I am afraid I don't know the correct heights!
However I have been out in the cold and checked mine which is a 1996 for you!!!
Road to sump -7 ins
Road to tray 6.5 ins
Wheel top to arch - 6.5 ins

Mine doesn't look too bad, maybe slightly down but it hasn't bothered me up to now.

What tyre sizes and pressures do you have?
My fronts are 195/70 15C at 62 psi (4.1 bar)
Rear 225/70 15C at 65 psi (4.5 bar)

Hope this helps,

BillD

PS I tried to send this last night but the site wouldn't let me back in.


----------



## 93795 (May 1, 2005)

Hi BillD, I know this is slightly off topic but I noticed that your front and rear tyre sizes were different, is this common? What do you do if you get a puncture do you carry two spares? I think ( not at all sure ) that it might be illegal to have different sizes on the same axle.
Back onto the subject matter, do either of the vehicles have AirRide suspension units because I would imagine that if the rear was too high it could affect clearances at the front of the vehicle.
Phil.


----------



## 93795 (May 1, 2005)

Out of curiosity I've just measured my clearance and it is 9 inches to sump and 6.5 inches under wheel arch. I have a Swift on a Fiat Ducato with a 1.9TD engine. I expect that if your vehicles are 2.5/2.8 it would sit a bit lower. My tyres are 185R14C. My suspension is pumped up fairly high because I carry a motorcycle on the rear rack.
Phil.


----------



## 89827 (May 1, 2005)

>>I am afraid I don't know the correct heights! 
However I have been out in the cold and checked mine <<

Now I feel guilty 

>>Road to sump -7 ins 
Road to tray 6.5 ins 
Wheel top to arch - 6.5 ins <<

So yours is roughly the same, apart from the wheel arch clearance. My arches have a ridge running laterally in them, and I took that into account with my measurements …

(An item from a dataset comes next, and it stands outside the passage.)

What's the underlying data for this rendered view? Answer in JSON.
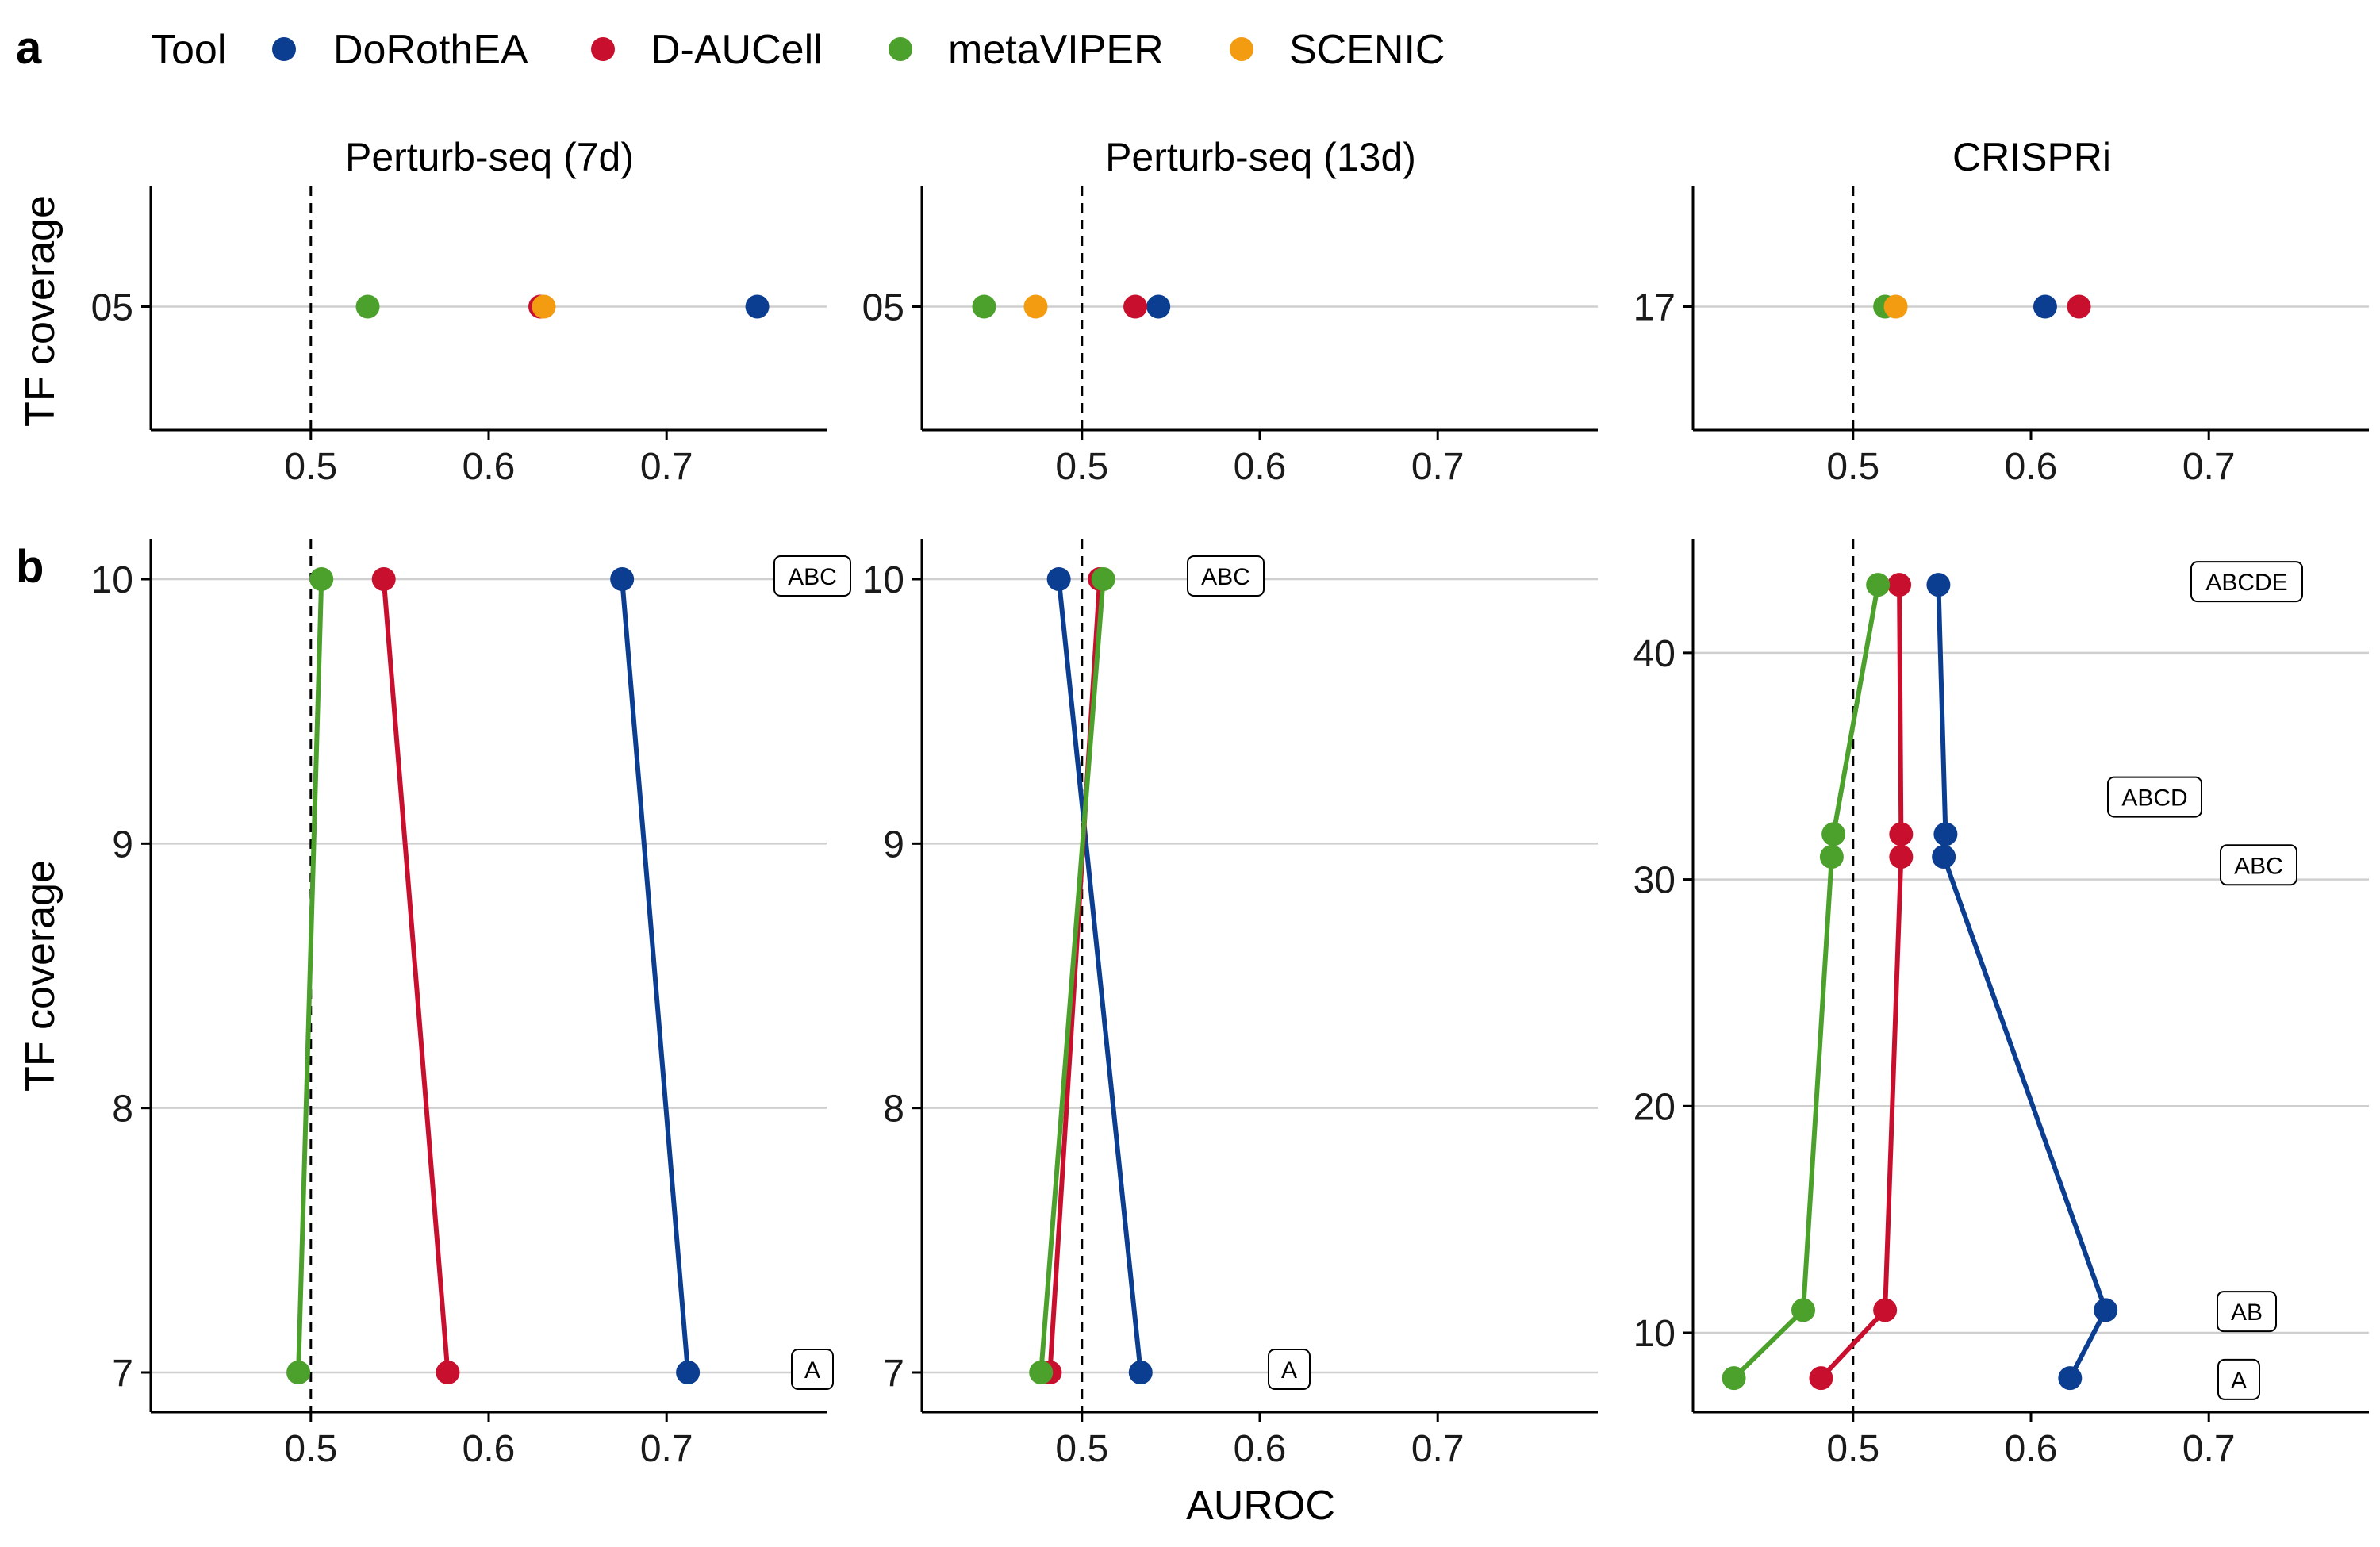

>>Mine doesn't look too bad, maybe slightly down but it hasn't bothered me up to now.

Mine looks a wee bit too much like an American 'funny car' for my taste. However it's not the appearance that bothers me so much as the thought of the damage an overly raised manhole cover would cause.

>>What tyre sizes and pressures do you have? 
My fronts are 195/70 15C at 62 psi (4.1 bar) 
Rear 225/70 15C at 65 psi (4.5 bar) <<

Mine are pumped slightly higher all round.

>>do either of the vehicles have AirRide suspension units

Mine doesn't.

>>Swift on a Fiat Ducato with a 1.9TD engine

This is a different beast entirely. I used to have a B544, and it was much higher at the front than my B694 and rode approximately level front to rear.

Cheers,
-Steve W


----------



## 93795 (May 1, 2005)

Hi Steve, I know they are 'quite different beasts' but I thought it might be helpful to compare different makes, sorry I bothered.
Phil.


----------



## 89122 (May 14, 2005)

Hi Phil905, [Hi BillD, I know this is slightly off topic but I noticed that your front and rear tyre sizes were different, is this common? What do you do if you get a puncture do you carry two spares? I think ( not at all sure ) that it might be illegal to have different sizes on the same axle. 
Back onto the subject matter, do either of the vehicles have AirRide suspension units because I would imagine that if the rear was too high it could affect clearances at the front of the vehicle. 
Phil.quote] 
It is legal to use different sizes as long as you dont exceed 50 and are going to get it repaired,( same as space saver wheels)
Eddie
    [/quote]


----------



## 88966 (May 11, 2005)

Hi,
The B694 is tag axled and independent suspension on each wheel, it is very unlikely to have air-rides.
I am frantically getting ready for the cross channel ferry tonight so I haven't had time to dig out the handbook about the tyre sizes, but the pressure is as per the book.
BillD


----------